Facing a milestone anniversary, 5 Artists, 1 Love finds a new way to celebrate
As both an artist and a patron, Darren Jordan has spent much of the last 15 years making a masterpiece in Edmonton’s arts community. In the early 2000s, when he was an avid painter, Jordan noticed a distinct lack of diversity and representation, particularly for Black artists, in local art shows and galleries. So when an opportunity arose to show his work at an intimate gallery on 124 Street, Jordan had an idea.
“I thought, ‘Why don’t we extend this opportunity to other Black people in the community who are producing work?’” he says. “My mantra at the time was, ‘If you can’t find a scene or there is no scene … make a scene.’”
And so, he did.
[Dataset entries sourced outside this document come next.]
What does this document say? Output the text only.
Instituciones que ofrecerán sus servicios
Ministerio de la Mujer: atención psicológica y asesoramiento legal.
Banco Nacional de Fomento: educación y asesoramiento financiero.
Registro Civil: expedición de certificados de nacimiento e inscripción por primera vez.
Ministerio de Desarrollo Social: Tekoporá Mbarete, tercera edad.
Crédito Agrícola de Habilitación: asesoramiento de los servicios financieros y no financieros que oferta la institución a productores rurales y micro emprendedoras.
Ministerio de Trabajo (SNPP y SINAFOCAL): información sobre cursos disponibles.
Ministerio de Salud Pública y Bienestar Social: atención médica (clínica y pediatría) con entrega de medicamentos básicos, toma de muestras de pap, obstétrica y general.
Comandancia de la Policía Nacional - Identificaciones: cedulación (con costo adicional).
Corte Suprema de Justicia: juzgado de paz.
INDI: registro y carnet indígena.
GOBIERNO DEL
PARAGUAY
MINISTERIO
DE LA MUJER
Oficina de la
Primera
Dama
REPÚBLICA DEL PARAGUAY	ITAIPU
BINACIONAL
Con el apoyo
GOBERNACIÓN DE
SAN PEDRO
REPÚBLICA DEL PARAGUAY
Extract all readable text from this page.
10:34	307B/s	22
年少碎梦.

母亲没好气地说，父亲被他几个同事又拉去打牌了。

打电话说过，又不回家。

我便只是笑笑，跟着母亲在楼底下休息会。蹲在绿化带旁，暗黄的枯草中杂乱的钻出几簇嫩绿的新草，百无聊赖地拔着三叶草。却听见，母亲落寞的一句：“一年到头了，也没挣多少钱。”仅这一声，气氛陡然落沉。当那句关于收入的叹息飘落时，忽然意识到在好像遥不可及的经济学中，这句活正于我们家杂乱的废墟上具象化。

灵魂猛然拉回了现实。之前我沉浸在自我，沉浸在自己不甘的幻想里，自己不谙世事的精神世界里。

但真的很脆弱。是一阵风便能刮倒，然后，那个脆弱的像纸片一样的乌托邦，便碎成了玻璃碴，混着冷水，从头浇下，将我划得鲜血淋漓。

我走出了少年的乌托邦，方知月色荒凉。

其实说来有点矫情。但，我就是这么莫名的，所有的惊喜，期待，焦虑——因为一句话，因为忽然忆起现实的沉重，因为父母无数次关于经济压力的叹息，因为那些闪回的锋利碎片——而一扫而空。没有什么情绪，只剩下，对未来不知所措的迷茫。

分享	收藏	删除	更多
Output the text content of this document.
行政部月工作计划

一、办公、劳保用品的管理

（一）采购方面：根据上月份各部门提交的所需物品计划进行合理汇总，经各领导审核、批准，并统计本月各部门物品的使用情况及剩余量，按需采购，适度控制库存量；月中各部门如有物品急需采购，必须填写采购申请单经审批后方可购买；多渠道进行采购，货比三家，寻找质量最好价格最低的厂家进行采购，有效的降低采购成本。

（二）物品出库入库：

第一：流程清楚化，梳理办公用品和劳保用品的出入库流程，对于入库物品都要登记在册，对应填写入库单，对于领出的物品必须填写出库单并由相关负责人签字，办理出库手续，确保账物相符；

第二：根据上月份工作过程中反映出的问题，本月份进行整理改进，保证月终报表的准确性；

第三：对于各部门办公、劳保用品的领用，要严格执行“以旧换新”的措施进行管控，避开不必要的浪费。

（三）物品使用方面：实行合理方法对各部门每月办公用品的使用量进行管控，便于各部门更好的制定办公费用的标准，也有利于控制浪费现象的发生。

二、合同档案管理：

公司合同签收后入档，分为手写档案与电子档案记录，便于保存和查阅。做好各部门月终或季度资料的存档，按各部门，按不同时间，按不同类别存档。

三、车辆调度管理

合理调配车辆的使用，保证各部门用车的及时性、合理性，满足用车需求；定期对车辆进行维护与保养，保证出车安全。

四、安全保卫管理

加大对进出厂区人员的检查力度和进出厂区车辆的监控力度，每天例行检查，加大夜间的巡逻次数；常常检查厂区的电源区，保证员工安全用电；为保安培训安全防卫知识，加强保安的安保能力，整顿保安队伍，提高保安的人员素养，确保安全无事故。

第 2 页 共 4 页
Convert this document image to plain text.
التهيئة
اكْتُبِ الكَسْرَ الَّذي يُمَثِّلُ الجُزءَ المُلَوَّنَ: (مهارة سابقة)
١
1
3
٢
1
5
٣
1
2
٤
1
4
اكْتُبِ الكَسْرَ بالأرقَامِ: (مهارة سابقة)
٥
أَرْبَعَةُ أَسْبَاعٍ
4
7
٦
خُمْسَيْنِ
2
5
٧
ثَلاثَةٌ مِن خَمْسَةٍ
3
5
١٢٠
In February 2006, Jordan curated the first-ever 5 Artists 1 Love visual arts showcase, designed to celebrate Black artists in Edmonton. The show, hosted at the now-defunct Tu Gallery on 124 Street, was a resounding success. It offered participating artists a chance to gain exposure and sell their work, while also connecting with other Black artists in the community.
For the next few years, 5 Artists 1 Love followed its formula for success, filling the gallery each February for Black History Month. Each year, Jordan worked to make the showcase accessible to both art aficionados and those new to the gallery scene. He developed partnerships with local suppliers and caterers to create a polished experience, and personally footed the bill for any additional costs.
The expenses were manageable at first, but when Gilles Hébert, then-executive director of the Art Gallery of Alberta, invited Jordan to bring the show to the AGA’s community gallery, things changed.
“For the first five years, I could pay out-of-pocket to get the event going. I didn’t have kids; it was my passion and I had the opportunity to receive a lot of goodwill from the community,” he says. “When we went to the AGA, everything was different. We needed means to pay for the event and for the rental.”
To cover costs of the growing event, Jordan penned a musical production, working with local Black performers to bring it to life. Just as with the visual arts showcase, the concept was a hit — it promptly sold out, with proceeds from ticket sales going directly to cover the costs of the art show.
During this time, Jordan also began partnering with Autism Edmonton as a way for 5 Artists 1 Love to give back to the community.
In the years that followed, 5 Artists 1 Love became a fixture in Edmonton’s arts and cultural calendar. Each February, the musical production and arts showcase offer audiences the chance to celebrate the rich cultural diversity found in the city’s Black community.
In 2018, Edmonton Community Foundation (ECF) became a sponsor to support Jordan’s vision and the numerous artists involved in the visual arts and musical programming.
“ECF has a long history of supporting under-represented artists in Edmonton,” Andrew Paul, communications associate at ECF says. “5 Artists 1 Love was a perfect fit for ECF to continue this work and we’ve enjoyed watching Darren and his team grow the event over the years.” Yet, despite the event’s remarkable success, Jordan set his sights higher.
“I wanted to do something outside of Black History Month,” he says. “We’re Black every day, not just in the coldest, shortest month of the year.”
When the AGA approached him with the prospect of bringing 5 Artists 1 Love into the main gallery in March 2021, Jordan was thrilled. With this new offer, he would be able to curate a show as usual in the community gallery space for Black History Month, and in the following month, present a retrospective on the event’s evolution over the past 15 years. He planned to make it a celebration to remember.
Unfortunately, as the extent of the effects of the COVID-19 pandemic became clearer, Jordan realized the anniversary event he’d hoped to host was simply not possible.
“It’s bittersweet — 2021 was poised to be really remarkable for us. Sweet because these are dreams that have reached fruition with the gallery … but also bitter because it would have been a huge party, and we just can’t do that now,” he says.
Although the visual arts showcase will go ahead with reduced capacity at the AGA, Jordan has had to pivot with the musical showcase, developing an online event in accordance with ever-evolving public health guidelines. It may not be the event he’d hoped for, but it will undoubtedly still be one to remember.
“Half of what makes 5 Artists 1 Love what it is, is the audience and the energy in the room at our events. COVID-19 took the knees out from us this year,” he says. “But I’m doing my best to make sure it’s still unique and memorable.”